Reid had been assistant manager at Nottingham Forest but left that role as he wants to become a counsellor, hoping to obtain his qualifications in the next three years.

But while his big-money move to Rovers helped heighten pressure, the former midfielder told BBC Radio Lancashire: “No, it wasn’t the start [of his problems]. I had issues with mental health challenges – anxiety and stress – when I was a kid at secondary school. I was always a bit of a worrier – even on my debut for Millwall and the Republic of Ireland.

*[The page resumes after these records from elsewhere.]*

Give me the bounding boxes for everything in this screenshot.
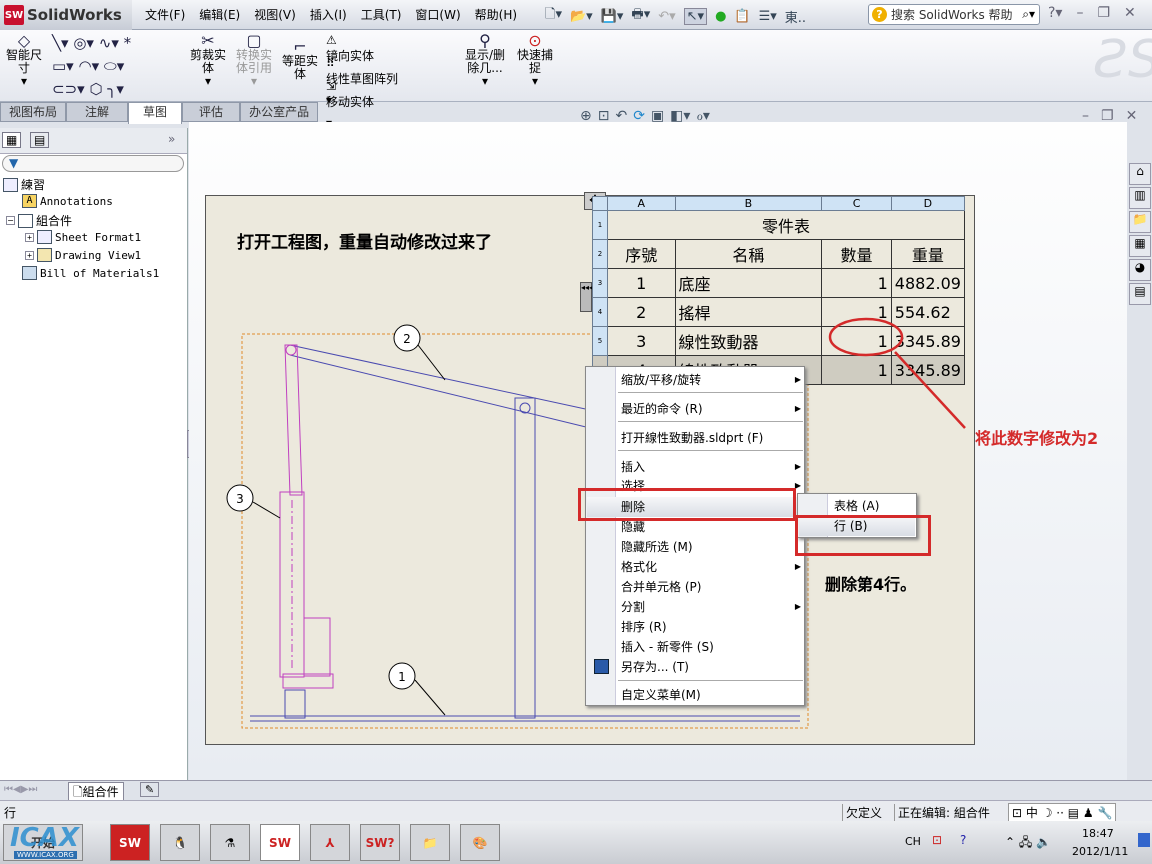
menu-item-sort[interactable]: 排序 (R): [621, 617, 801, 637]
sketch-state: 欠定义: [842, 804, 882, 821]
editing-status: 正在编辑: 組合件: [894, 804, 990, 821]
cell[interactable]: 3345.89: [890, 326, 966, 356]
row-header[interactable]: 4: [592, 297, 608, 327]
qty-cell-highlighted[interactable]: 1: [821, 326, 892, 356]
submenu-item-table[interactable]: 表格 (A): [834, 496, 914, 516]
tray-icons[interactable]: ⌃ 🖧 🔈: [1005, 833, 1051, 854]
watermark-url: WWW.ICAX.ORG: [14, 851, 77, 859]
clock-time: 18:47: [1082, 827, 1114, 840]
table-header-row: 2 序號 名稱 數量 重量: [592, 239, 966, 269]
cell[interactable]: 線性致動器: [674, 326, 823, 356]
highlight-box-row: [795, 515, 931, 556]
cell[interactable]: 3: [606, 326, 676, 356]
header-item-no[interactable]: 序號: [606, 239, 676, 269]
delete-callout: 删除第4行。: [825, 575, 917, 594]
help-tray-icon[interactable]: ?: [960, 833, 966, 847]
taskbar-paint-icon[interactable]: 🎨: [460, 824, 500, 861]
menu-item-insert-new-part[interactable]: 插入 - 新零件 (S): [621, 637, 801, 657]
header-weight[interactable]: 重量: [890, 239, 966, 269]
cell[interactable]: 底座: [674, 268, 823, 298]
actuator: [279, 344, 334, 689]
cell[interactable]: 1: [821, 268, 892, 298]
col-header-d[interactable]: D: [890, 196, 966, 211]
taskbar-qq-icon[interactable]: 🐧: [160, 824, 200, 861]
col-header-a[interactable]: A: [606, 196, 676, 211]
menu-item-customize[interactable]: 自定义菜单(M): [621, 685, 801, 705]
cell[interactable]: 4882.09: [890, 268, 966, 298]
table-row: 3 1 底座 1 4882.09: [592, 268, 966, 298]
cell[interactable]: 1: [821, 355, 892, 385]
change-callout: 将此数字修改为2: [975, 429, 1099, 448]
col-header-c[interactable]: C: [821, 196, 892, 211]
cell[interactable]: 1: [606, 268, 676, 298]
header-qty[interactable]: 數量: [821, 239, 892, 269]
row-header[interactable]: 3: [592, 268, 608, 298]
clock-date: 2012/1/11: [1072, 845, 1129, 858]
language-indicator[interactable]: CH: [905, 835, 921, 848]
table-title-row: 1 零件表: [592, 210, 966, 240]
context-menu: 缩放/平移/旋转 ▶ 最近的命令 (R) ▶ 打开線性致動器.sldprt (F) …: [585, 366, 805, 706]
taskbar: 开始 ICAX WWW.ICAX.ORG SW 🐧 ⚗ SW ⅄ SW? 📁 🎨…: [0, 821, 1152, 864]
cell[interactable]: 554.62: [890, 297, 966, 327]
sheet-tabs-bar: ⏮◀▶⏭ 🗋組合件 ✎: [0, 780, 1152, 805]
balloon-1: 1: [398, 670, 406, 684]
row-header[interactable]: 2: [592, 239, 608, 269]
cell[interactable]: 2: [606, 297, 676, 327]
taskbar-tool-icon[interactable]: ⚗: [210, 824, 250, 861]
taskbar-solidworks-active-icon[interactable]: SW: [260, 824, 300, 861]
row-header[interactable]: 5: [592, 326, 608, 356]
menu-item-hide-selected[interactable]: 隐藏所选 (M): [621, 537, 801, 557]
taskbar-pdf-icon[interactable]: ⅄: [310, 824, 350, 861]
col-header-b[interactable]: B: [674, 196, 823, 211]
save-as-icon: [594, 659, 609, 674]
table-title[interactable]: 零件表: [606, 210, 966, 240]
ime-icon[interactable]: ⊡: [932, 833, 942, 847]
ime-bar[interactable]: ⊡ 中 ☽ ·· ▤ ♟ 🔧: [1008, 803, 1117, 822]
balloon-2: 2: [403, 332, 411, 346]
sheet-nav-arrows-icon[interactable]: ⏮◀▶⏭: [4, 784, 37, 795]
status-message: 行: [4, 806, 17, 820]
menu-item-save-as[interactable]: 另存为... (T): [621, 657, 801, 677]
cell[interactable]: 1: [821, 297, 892, 327]
menu-item-format[interactable]: 格式化 ▶: [621, 557, 801, 577]
menu-item-split[interactable]: 分割 ▶: [621, 597, 801, 617]
header-name[interactable]: 名稱: [674, 239, 823, 269]
balloon-3: 3: [236, 492, 244, 506]
highlight-box-delete: [578, 488, 796, 521]
table-side-handle-icon[interactable]: ◂◂◂: [580, 282, 593, 312]
taskbar-sw-help-icon[interactable]: SW?: [360, 824, 400, 861]
table-row: 4 2 搖桿 1 554.62: [592, 297, 966, 327]
show-desktop-icon[interactable]: [1138, 833, 1150, 847]
add-sheet-icon[interactable]: ✎: [140, 782, 160, 797]
cell[interactable]: 3345.89: [890, 355, 966, 385]
status-bar: 行 欠定义 正在编辑: 組合件 ⊡ 中 ☽ ·· ▤ ♟ 🔧: [0, 800, 1152, 822]
balloons: [226, 324, 446, 716]
column-header-row: A B C D: [592, 196, 966, 211]
bom-table[interactable]: A B C D 1 零件表 2 序號 名稱 數量 重量 3 1 底座 1 4882.09 4 …: [592, 196, 966, 385]
row-header[interactable]: 1: [592, 210, 608, 240]
menu-item-recent-commands[interactable]: 最近的命令 (R) ▶: [621, 399, 801, 419]
menu-item-open-part[interactable]: 打开線性致動器.sldprt (F): [621, 428, 801, 448]
menu-item-merge-cells[interactable]: 合并单元格 (P): [621, 577, 801, 597]
menu-item-zoom-pan-rotate[interactable]: 缩放/平移/旋转 ▶: [621, 370, 801, 390]
menu-item-insert[interactable]: 插入 ▶: [621, 457, 801, 477]
icax-watermark-logo: ICAX: [10, 823, 79, 853]
table-row: 5 3 線性致動器 1 3345.89: [592, 326, 966, 356]
taskbar-explorer-icon[interactable]: 📁: [410, 824, 450, 861]
taskbar-solidworks-icon[interactable]: SW: [110, 824, 150, 861]
cell[interactable]: 搖桿: [674, 297, 823, 327]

“During my career, as bad as it sounds, I couldn’t wait for it to be over – even as a young player, wanting to get to the end straight away. Over the last couple of years or so I’ve patted myself on the back a lot more. I’ve always found that difficult to do, and take praise.

“You end up in some really dark places with your own mental health. I did have some great support. I felt alone with my thoughts and feelings I was going through ‘it’s the Premier League, everyone [else] must be buzzing, why am I struggling?’ I had great support, family-wise and the medical departments at the club. Without that I’d probably have struggled to carry on through a lot of it.”

Reid initially explored switching to counselling after leaving his role as Crystal Palace first-team coach in August 2018, less than a year after accepting the position.

He returned to football in April 2019 to assist West Bromwich Albion caretaker boss Jimmy Shan.

“When I made the first jump when I left Crystal Palace, it was all a little bit vague,” said Reid. “A few rumours were flying about which happens when there’s no real definitive statement or answer, people jump to conclusions.

“But it was effectively this I’m doing now, but without a plan and committing to it.”